La bonne chose à ce sujet: en regardant consciemment le bien, le bien semble se multiplier par lui-même. Cela crée une sorte de coussin. Il y a des collègues qui disent: s'il y a suffisamment de positivité, nous pouvons aussi nous permettre de la négativité de temps en temps. Un collègue parle très précisément du rapport cinq pour un. Cinq positivités peuvent résister à une négativité. La relation reste alors en équilibre.

Le saut de "globalement ça va mal" à "je vois cinq choses sur l'autre et quatre d'entre elles sont super" semble assez grand, cependant ...

... mais comme je l'ai dit, ce n'est pas un saut, mais plutôt un processus qui doit être maintenu sur la bonne voie. Les programmes de formation, tels que ceux offerts par les paroisses (d'églises) ou par les centres de conseil conjugal, familial et de vie, peuvent être un bon soutien ici. Ces formations fonctionnent avec des modules qui sont également utilisés dans la thérapie de couple: par exemple, créer consciemment des espaces de réunion, y compris plus de petites attentions dans la vie quotidienne ou - c'est également important - apprendre à apprécier et à accepter de telles attentions.

Alors ne vous demandez pas: qu'est-ce que mon partenaire a mangé d'autre pour m'apporter des fleurs, il ne fait jamais autrement?
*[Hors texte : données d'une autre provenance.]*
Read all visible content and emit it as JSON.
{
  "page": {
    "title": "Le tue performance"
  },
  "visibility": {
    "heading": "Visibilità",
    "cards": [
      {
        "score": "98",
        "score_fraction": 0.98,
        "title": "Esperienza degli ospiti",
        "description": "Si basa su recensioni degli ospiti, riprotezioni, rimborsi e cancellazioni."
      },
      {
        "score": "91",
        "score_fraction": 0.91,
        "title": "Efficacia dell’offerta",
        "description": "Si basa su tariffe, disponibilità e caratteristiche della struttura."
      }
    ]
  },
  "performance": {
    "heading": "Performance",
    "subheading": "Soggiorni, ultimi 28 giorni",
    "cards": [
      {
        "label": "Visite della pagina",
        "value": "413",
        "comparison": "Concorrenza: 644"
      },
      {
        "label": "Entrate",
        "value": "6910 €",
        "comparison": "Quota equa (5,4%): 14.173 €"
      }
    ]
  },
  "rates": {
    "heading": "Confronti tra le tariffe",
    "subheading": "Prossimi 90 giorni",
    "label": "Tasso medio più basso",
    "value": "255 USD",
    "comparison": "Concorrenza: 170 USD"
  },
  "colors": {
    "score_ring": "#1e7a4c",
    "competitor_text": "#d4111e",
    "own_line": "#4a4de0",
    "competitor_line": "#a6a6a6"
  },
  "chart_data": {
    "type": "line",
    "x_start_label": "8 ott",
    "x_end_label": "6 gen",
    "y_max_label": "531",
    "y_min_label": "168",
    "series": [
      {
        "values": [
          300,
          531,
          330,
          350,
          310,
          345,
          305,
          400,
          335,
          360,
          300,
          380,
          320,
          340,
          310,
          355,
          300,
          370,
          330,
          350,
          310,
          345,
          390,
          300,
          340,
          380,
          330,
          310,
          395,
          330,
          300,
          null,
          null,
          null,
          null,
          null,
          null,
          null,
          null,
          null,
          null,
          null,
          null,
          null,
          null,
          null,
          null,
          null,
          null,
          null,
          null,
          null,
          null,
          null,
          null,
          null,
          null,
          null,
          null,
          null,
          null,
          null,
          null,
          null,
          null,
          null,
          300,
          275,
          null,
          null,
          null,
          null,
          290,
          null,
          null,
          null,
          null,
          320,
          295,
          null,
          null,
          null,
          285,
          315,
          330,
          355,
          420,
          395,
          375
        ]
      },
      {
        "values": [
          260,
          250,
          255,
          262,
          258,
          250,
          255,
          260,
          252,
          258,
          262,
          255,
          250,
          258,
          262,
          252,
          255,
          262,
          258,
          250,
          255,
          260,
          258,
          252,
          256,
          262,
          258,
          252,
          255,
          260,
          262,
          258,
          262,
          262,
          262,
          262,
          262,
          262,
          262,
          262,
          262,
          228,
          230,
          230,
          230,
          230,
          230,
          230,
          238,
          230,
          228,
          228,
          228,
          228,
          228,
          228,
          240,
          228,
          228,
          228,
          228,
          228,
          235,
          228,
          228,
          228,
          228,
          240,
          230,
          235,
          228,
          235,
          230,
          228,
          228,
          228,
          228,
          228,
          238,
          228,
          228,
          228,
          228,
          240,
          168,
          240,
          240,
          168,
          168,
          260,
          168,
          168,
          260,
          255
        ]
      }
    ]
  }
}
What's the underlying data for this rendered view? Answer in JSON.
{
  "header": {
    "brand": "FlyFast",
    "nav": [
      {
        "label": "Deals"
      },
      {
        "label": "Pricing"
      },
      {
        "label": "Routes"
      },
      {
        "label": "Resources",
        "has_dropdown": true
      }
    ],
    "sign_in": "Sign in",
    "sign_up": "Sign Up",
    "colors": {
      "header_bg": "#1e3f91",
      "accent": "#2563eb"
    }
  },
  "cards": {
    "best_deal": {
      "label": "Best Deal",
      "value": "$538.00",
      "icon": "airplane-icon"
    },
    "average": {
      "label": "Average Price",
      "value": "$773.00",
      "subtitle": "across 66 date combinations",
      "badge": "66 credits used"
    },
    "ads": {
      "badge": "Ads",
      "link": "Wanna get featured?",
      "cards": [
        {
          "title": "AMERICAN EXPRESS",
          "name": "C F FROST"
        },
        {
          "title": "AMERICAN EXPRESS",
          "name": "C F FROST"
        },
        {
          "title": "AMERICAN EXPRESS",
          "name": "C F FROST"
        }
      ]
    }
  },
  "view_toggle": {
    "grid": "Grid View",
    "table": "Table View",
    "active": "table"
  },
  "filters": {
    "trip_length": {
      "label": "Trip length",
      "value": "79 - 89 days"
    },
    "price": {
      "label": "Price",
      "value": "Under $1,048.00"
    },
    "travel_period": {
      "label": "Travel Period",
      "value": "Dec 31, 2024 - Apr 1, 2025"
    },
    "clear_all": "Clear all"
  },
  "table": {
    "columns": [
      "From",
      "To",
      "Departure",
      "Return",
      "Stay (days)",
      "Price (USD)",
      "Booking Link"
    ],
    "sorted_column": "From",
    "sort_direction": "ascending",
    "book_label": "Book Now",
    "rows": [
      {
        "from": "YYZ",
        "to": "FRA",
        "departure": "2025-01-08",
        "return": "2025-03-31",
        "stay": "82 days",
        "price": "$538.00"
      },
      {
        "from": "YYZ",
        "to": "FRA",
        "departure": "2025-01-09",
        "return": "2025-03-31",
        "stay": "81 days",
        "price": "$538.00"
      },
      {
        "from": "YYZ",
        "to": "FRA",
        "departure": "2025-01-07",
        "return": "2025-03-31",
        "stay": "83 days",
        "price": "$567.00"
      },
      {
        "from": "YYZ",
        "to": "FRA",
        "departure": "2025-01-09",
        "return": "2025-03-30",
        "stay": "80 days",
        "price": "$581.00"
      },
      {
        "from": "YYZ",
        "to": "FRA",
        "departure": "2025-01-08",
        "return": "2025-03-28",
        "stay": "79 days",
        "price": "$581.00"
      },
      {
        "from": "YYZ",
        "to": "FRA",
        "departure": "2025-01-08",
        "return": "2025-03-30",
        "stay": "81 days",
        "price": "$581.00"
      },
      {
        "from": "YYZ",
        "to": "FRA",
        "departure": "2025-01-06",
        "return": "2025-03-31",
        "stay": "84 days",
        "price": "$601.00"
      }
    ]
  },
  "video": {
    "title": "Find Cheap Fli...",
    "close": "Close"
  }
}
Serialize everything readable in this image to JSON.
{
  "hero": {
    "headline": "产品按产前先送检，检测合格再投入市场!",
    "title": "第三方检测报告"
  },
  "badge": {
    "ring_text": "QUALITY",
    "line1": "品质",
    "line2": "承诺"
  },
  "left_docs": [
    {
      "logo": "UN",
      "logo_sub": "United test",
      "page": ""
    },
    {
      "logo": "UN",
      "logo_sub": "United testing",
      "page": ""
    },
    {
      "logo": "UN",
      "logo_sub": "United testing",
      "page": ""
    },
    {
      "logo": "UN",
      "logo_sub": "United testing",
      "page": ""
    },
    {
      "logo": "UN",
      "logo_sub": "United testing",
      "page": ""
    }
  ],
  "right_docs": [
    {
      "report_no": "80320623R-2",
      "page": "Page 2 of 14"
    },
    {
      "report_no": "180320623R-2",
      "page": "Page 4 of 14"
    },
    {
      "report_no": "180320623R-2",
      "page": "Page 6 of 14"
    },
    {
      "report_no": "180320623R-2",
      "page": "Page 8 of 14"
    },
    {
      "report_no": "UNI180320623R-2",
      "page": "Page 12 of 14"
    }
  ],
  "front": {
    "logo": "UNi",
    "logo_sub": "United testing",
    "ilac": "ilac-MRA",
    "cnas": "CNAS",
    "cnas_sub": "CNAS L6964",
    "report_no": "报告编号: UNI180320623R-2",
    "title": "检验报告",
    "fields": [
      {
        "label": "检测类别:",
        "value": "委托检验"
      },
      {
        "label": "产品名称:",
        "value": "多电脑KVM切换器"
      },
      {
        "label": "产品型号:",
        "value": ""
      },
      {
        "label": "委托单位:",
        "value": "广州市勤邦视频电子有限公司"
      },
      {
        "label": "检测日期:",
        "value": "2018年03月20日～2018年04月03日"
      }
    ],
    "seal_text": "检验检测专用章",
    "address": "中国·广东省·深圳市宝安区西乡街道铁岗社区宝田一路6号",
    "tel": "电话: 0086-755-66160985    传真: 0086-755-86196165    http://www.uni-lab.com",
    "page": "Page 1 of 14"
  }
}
Mais: Il m'apporte des fleurs, c'est gentil, point final. Et bien sûr, il s'agit aussi de devenir actif et de faire quelque chose de bien pour votre partenaire, sans toujours attendre le premier pas de l'autre personne. À propos, il existe également divers outils en ligne qui peuvent donner un coup de pouce aux couples. La crise corona rend absolument claire la nécessité de faire progresser davantage l'expansion de ces programmes de formation numérique de haute qualité.

Pouvez-vous recommander quelque chose ici?

Les applications "Paaradies" ou "Pairfect", par exemple, sont toutes neuves et développées sur la base de preuves scientifiques ici en Allemagne. Les deux partenaires se connectent et reçoivent des messages push-up sur leurs téléphones portables. Parfois sous forme de petits devoirs, parfois sous forme de questions qui peuvent déclencher des discussions. «Félicitez votre partenaire aujourd'hui» ou «Lequel de vous deux se lave le plus souvent?»

Cela peut paraître banal. Mais grâce à la thérapie de couple, nous savons que de si petites choses en apparence peuvent changer quelque chose. Le programme de prévention en ligne de "Paarlife", qui est d'ailleurs gratuit, traite ensemble des stratégies pour éviter le stress. Il existe des unités thérapeutiques sous forme de vidéos et de tâches et sur le thème «Comment pouvons-nous, en tant que couple, éviter le déversement de stress externe dans notre partenariat et gérer les problèmes ensemble».

Les outils mentionnés peuvent-ils remplacer le recours à un couple thérapeute?

Pas cela, mais peut-être que ce n'est pas nécessaire ici et là si vous agissez dès le début. D'un autre côté, il peut être plus facile de demander l'aide d'un professionnel une fois que vous avez fait le premier pas - de nombreux fournisseurs vous recommandent ici en conséquence. Sur Paarbalance.de, par exemple, il y a un bouton sur lequel vous pouvez cliquer si vous avez le sentiment d'être bloqué. Une fonction de recherche peut ensuite être utilisée pour trouver des conseillers de couple à proximité.

Les offres numériques peuvent également être très efficaces du fait de leur faible seuil. Je n'ai pas besoin de rendez-vous, je n'ai même pas besoin de sortir de chez moi. Peut-être suis-je aussi moins réticent à réfléchir sur ma relation de cette manière que dans le sens contraire. Les outils en ligne peuvent agir comme un ouvre-porte ici. Et peut-être qu'à un moment donné, vous souhaitez approfondir le tout en raison des bonnes incitations que vous obtenez et donc décider en faveur de la thérapie.

Il faut s'éloigner de l'idée que seuls les partenariats rompus (rompus?) Se retrouvent avec le thérapeute ou le conseiller de couple. Idéalement, cela fonctionne comme le dentiste: vous y allez régulièrement, le médecin regarde tout. S'il ne trouve pas de trou, tant mieux.